Comme le dis Hélène P., tu es vraiment une championne de la boulange ...

Enitram a dit…

J'ai encore raté le mien, pas assez aéré !!!
Il faut vraiment que j'essaie de faire mon levain !
Hum le saumon fumé sur le pain, j'ai faimmmmmmmmm
Bonne soirée !

Valérie a dit…

Beau ton hommage à Momo et à son pain. Merci Gracianne.
Ben voilà, c'est malin, j'ai une furieuse envie de notre Belle-Isle maintenant !

Gracianne a dit…

Merci pour Momo. Je me suis rendue compte en évoquant sa mémoire que c’était probablement lui qui m’avait donné le goût du bon pain, lorsque j‘avais goûté les premiers, à seize ans, tartiné du beurre de la ferme voisine. A l’époque on trouvait très peu de « pains spéciaux », la mode était au pain et aux baguettes à la mie bien blanche. C’était une découverte pour moi.

Les trois sœurs, je n’ai pas pris sa relève non. Je ne suis capable de faire qu’un ou deux pains à la fois quand il en faisait des dizaines.

Dévorer les livres, contente que tu trouves la recette claire, ce n’est pas toujours facile d’écrire une recette. Evidemment, si j’avais un bon boulanger en bas de chez moi, peut-être que je ne me serais jamais lancée dans la confection du pain. Tu peux essayer ceci-dit, pour le fun, mais c’est à mon avis un peu plus compliqué que la brioche. Le levain est beaucoup plus dépendant que la levure des conditions climatiques, de la chaleur, de l’humidité. Par conséquent les temps de levée indiqués sont plus ou moins précis, tout comme les temps de cuisson (tout dépend des fours).

Saif, oui bien sur tu peux le saupoudre de graines de sésames, tu fais tout ce que tu veux. Je ne l’ai pas fait parce que j’ai pensé que deux cuillerées à soupe de sésame suffisaient largement. Et puis je craignais qu’en cuisant aussi longtemps les graines sur le dessus ne prennent un goût amer. Tu nous diras si tu essaies.

Gab, la pêche aux pouces-pieds est une tradition à Belle-Ile. Elle est très réglementées et effectivement très dangereuse. Je viens de trouver une vidéo de l’INA sur ce sujet, je la rajoute au billet. On voit bien que c’est n’est pas un boulot de tout repos.

Enitram, tu vas finir par y arriver, crois moi. Tu utilises quelle recette ? A ta place, je ne me lancerais pas dans le levain avant de réussir un pain à la levure, tu risques de te décourager.

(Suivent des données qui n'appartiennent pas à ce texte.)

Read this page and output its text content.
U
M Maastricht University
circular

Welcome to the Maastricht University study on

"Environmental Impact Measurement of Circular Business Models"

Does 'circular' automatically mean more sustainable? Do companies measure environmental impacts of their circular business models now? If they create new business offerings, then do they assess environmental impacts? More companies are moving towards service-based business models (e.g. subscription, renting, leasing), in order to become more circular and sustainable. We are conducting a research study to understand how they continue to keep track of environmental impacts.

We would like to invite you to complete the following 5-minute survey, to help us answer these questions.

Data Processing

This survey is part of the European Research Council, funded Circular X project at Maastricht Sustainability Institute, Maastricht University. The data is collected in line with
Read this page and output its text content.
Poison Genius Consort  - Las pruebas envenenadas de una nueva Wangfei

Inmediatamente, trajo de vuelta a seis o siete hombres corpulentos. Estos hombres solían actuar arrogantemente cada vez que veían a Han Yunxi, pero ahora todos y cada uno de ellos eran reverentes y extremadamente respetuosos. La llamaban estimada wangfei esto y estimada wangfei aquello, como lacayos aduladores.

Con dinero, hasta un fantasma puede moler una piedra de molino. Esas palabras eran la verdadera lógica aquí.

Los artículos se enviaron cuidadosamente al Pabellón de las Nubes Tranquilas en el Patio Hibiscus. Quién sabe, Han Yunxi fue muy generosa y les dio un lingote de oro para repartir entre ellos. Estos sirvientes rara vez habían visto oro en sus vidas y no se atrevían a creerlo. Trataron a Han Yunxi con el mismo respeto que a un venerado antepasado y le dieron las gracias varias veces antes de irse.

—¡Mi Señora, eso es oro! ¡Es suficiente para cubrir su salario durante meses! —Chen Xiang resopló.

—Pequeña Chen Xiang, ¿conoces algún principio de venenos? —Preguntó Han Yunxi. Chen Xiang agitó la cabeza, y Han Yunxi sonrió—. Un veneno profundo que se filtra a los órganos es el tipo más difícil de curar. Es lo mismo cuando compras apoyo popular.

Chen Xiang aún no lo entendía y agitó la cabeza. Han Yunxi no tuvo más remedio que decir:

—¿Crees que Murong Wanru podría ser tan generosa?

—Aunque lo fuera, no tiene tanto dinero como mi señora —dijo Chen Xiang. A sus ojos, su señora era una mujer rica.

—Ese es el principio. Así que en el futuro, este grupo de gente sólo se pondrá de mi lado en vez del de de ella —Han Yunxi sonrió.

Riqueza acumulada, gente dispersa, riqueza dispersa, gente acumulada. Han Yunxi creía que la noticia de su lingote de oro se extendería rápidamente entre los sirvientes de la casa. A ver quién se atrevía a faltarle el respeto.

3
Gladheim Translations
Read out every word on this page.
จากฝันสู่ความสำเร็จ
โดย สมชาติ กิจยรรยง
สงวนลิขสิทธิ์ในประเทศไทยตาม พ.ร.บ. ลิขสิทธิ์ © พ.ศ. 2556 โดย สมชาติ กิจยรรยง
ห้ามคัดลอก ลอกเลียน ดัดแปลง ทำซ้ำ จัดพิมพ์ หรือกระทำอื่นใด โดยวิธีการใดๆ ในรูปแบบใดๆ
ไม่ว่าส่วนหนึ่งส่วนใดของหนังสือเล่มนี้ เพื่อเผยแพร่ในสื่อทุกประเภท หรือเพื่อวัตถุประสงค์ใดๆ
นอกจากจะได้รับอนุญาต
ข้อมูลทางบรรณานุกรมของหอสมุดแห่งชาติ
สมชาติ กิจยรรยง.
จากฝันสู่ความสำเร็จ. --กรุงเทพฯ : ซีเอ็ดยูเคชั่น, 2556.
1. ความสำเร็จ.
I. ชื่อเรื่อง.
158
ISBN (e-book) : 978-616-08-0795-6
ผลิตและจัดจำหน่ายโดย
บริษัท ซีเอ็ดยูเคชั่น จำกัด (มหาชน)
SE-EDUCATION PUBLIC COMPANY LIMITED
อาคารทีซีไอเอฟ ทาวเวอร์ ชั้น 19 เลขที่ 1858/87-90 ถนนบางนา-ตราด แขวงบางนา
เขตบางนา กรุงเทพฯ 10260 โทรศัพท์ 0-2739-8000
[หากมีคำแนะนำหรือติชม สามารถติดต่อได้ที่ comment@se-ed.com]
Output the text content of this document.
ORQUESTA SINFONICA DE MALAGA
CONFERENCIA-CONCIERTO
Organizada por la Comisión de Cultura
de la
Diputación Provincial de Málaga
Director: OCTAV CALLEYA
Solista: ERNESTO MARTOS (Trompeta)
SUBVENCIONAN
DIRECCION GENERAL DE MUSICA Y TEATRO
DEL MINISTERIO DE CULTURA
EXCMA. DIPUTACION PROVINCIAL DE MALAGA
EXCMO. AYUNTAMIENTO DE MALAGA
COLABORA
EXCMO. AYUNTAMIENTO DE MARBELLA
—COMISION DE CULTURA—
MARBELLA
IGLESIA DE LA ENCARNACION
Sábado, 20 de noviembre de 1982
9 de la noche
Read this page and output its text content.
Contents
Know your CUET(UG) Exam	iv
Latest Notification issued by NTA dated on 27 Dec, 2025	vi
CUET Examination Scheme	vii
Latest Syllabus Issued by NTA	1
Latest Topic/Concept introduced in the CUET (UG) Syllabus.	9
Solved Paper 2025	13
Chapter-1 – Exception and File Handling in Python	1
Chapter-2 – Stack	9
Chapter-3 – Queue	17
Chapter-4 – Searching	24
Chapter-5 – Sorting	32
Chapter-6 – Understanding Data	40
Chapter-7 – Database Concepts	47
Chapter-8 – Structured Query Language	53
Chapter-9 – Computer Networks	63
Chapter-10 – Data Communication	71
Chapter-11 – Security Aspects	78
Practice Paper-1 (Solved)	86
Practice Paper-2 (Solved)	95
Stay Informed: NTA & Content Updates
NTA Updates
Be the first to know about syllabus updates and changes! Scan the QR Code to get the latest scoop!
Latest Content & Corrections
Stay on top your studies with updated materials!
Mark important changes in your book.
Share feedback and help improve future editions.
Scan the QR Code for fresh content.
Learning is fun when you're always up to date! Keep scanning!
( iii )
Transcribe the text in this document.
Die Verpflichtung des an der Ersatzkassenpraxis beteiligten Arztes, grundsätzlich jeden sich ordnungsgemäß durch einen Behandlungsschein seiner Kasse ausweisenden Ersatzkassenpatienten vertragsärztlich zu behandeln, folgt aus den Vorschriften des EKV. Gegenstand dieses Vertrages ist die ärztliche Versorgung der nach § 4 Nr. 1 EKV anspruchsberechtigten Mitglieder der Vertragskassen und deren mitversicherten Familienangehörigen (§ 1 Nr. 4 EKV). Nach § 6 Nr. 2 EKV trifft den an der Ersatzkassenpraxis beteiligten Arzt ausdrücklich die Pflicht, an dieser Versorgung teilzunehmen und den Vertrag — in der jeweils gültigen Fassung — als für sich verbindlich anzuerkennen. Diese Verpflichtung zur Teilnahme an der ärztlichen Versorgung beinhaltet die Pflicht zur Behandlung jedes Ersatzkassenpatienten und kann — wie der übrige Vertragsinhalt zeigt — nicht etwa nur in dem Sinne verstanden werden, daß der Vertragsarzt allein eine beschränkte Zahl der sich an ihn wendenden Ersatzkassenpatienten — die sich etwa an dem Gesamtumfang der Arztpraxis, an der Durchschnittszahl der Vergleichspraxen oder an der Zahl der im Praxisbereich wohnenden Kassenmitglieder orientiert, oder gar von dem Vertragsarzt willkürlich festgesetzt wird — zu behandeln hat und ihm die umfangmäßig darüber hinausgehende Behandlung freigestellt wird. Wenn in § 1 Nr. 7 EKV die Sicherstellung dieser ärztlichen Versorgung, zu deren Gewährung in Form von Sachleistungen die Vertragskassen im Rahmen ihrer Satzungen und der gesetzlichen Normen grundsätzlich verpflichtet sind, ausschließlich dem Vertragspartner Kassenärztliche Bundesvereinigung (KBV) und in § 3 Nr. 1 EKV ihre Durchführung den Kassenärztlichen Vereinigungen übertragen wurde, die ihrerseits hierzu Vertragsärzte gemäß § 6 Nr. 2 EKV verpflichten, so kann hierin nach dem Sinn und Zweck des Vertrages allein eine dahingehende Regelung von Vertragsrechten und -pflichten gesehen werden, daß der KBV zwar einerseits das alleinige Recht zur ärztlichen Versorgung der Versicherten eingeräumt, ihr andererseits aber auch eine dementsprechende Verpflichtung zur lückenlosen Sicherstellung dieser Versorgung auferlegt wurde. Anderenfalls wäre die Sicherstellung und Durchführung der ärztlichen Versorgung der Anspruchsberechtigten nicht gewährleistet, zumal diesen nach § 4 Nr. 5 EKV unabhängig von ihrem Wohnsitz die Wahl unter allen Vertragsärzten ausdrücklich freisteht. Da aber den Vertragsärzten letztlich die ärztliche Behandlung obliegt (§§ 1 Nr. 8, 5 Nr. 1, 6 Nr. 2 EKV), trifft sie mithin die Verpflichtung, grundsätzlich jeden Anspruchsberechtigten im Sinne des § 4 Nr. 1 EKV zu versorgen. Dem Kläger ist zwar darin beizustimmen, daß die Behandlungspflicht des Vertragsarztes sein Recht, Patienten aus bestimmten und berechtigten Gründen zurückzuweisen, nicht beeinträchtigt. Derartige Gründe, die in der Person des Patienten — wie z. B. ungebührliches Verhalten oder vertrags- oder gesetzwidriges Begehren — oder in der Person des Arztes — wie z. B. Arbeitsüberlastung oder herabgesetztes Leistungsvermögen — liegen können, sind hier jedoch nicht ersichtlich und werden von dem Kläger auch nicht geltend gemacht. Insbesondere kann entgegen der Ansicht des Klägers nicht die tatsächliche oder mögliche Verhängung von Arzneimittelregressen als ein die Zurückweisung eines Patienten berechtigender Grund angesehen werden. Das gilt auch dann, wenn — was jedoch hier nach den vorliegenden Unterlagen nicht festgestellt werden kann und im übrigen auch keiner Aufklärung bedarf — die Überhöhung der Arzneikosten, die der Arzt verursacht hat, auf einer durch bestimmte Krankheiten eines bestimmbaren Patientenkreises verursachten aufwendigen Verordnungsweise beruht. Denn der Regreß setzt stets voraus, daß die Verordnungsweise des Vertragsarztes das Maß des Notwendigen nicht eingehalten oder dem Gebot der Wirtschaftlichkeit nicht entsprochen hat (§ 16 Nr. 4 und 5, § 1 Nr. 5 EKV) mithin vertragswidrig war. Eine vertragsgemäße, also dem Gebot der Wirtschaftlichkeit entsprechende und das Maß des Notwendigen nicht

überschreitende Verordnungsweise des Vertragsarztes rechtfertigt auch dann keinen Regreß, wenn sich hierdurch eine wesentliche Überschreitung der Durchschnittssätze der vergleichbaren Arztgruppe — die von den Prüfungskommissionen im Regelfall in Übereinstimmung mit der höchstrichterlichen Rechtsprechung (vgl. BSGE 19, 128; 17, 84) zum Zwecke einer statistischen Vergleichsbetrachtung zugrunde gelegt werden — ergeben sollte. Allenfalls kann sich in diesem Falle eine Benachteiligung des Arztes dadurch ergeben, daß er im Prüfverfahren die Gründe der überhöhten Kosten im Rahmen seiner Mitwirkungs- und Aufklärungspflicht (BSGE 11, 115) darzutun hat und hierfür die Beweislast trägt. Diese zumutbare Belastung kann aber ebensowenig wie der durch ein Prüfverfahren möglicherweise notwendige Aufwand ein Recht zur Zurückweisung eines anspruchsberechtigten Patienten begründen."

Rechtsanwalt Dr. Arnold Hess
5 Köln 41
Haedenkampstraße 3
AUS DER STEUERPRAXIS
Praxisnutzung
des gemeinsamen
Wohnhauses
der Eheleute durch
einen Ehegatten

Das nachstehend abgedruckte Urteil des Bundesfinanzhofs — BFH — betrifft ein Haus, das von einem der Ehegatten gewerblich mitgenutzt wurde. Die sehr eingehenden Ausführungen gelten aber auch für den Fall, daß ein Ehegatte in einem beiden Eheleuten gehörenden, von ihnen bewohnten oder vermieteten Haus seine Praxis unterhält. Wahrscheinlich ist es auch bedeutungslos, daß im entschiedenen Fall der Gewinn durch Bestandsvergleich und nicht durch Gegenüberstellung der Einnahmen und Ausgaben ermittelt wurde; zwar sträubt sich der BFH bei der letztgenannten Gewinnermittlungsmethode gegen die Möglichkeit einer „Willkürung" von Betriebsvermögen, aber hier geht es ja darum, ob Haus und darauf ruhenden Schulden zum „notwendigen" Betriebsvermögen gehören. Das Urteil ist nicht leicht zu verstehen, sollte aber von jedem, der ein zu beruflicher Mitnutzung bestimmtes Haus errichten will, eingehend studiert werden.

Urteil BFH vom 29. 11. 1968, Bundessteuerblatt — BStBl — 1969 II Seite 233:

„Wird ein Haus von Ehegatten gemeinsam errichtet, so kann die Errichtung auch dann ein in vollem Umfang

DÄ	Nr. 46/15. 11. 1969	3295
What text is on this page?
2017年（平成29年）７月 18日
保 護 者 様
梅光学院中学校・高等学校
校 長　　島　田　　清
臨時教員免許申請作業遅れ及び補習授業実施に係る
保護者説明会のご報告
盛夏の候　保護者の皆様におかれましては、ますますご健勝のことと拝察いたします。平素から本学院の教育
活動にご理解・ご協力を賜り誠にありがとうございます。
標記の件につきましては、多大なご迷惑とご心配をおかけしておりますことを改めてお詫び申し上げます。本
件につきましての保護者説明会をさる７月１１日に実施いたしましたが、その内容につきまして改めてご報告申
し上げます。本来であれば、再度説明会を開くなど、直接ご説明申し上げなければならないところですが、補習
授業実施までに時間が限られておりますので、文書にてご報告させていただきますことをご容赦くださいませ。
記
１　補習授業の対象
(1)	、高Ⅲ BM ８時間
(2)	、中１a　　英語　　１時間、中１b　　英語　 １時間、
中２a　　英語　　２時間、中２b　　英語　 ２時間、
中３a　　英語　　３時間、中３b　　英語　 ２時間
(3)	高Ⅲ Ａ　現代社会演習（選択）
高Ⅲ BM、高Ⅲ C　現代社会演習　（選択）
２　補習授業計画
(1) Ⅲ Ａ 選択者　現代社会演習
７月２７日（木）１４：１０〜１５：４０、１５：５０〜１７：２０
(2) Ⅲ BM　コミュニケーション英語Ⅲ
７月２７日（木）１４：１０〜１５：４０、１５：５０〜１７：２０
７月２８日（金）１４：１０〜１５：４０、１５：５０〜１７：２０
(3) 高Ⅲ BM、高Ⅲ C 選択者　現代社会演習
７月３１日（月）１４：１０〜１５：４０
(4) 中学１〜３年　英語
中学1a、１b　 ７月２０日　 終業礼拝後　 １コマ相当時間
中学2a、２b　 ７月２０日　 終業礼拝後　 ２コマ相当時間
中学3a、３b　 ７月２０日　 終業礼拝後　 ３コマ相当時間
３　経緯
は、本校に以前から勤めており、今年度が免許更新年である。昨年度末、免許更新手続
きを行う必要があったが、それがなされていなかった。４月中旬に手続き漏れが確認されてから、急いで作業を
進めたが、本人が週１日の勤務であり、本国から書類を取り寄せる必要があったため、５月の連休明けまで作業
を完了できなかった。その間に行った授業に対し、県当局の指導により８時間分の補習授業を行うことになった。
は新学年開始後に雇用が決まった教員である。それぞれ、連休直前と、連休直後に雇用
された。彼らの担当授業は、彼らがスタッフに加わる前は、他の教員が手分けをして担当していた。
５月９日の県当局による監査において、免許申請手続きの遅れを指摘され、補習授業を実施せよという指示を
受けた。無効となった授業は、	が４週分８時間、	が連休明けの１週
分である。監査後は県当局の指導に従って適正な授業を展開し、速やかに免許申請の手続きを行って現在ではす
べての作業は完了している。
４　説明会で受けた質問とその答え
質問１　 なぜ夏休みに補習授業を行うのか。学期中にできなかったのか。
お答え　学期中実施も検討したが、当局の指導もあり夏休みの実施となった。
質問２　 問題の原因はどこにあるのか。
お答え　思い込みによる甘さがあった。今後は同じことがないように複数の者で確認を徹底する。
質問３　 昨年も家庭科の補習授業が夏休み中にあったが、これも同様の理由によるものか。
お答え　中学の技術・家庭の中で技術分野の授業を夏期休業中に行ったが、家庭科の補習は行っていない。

Valérie, merci. Tu l’as connu toi Momo, je suppose ? Effectivement, l’air printanier me donne à moi aussi très envie de faire un tour par là-bas.

Le Citron a dit…

Ta recette et ton récit son un très bel hommage à ce boulanger !

gabriella a dit…

Merci Gracianne pour la vidéo.
Bon faudra que je fasse un saut à Belle Ile pour découvrir le goût des pouces-pieds !!

FamilleMTV a dit…

Rien que le titre me donne l'eau à la bouche...

bergeou a dit…

Ici aussi on aime beaucoup le pain au sésame, la princesse picore les graines ;) En tout cas il est superbe !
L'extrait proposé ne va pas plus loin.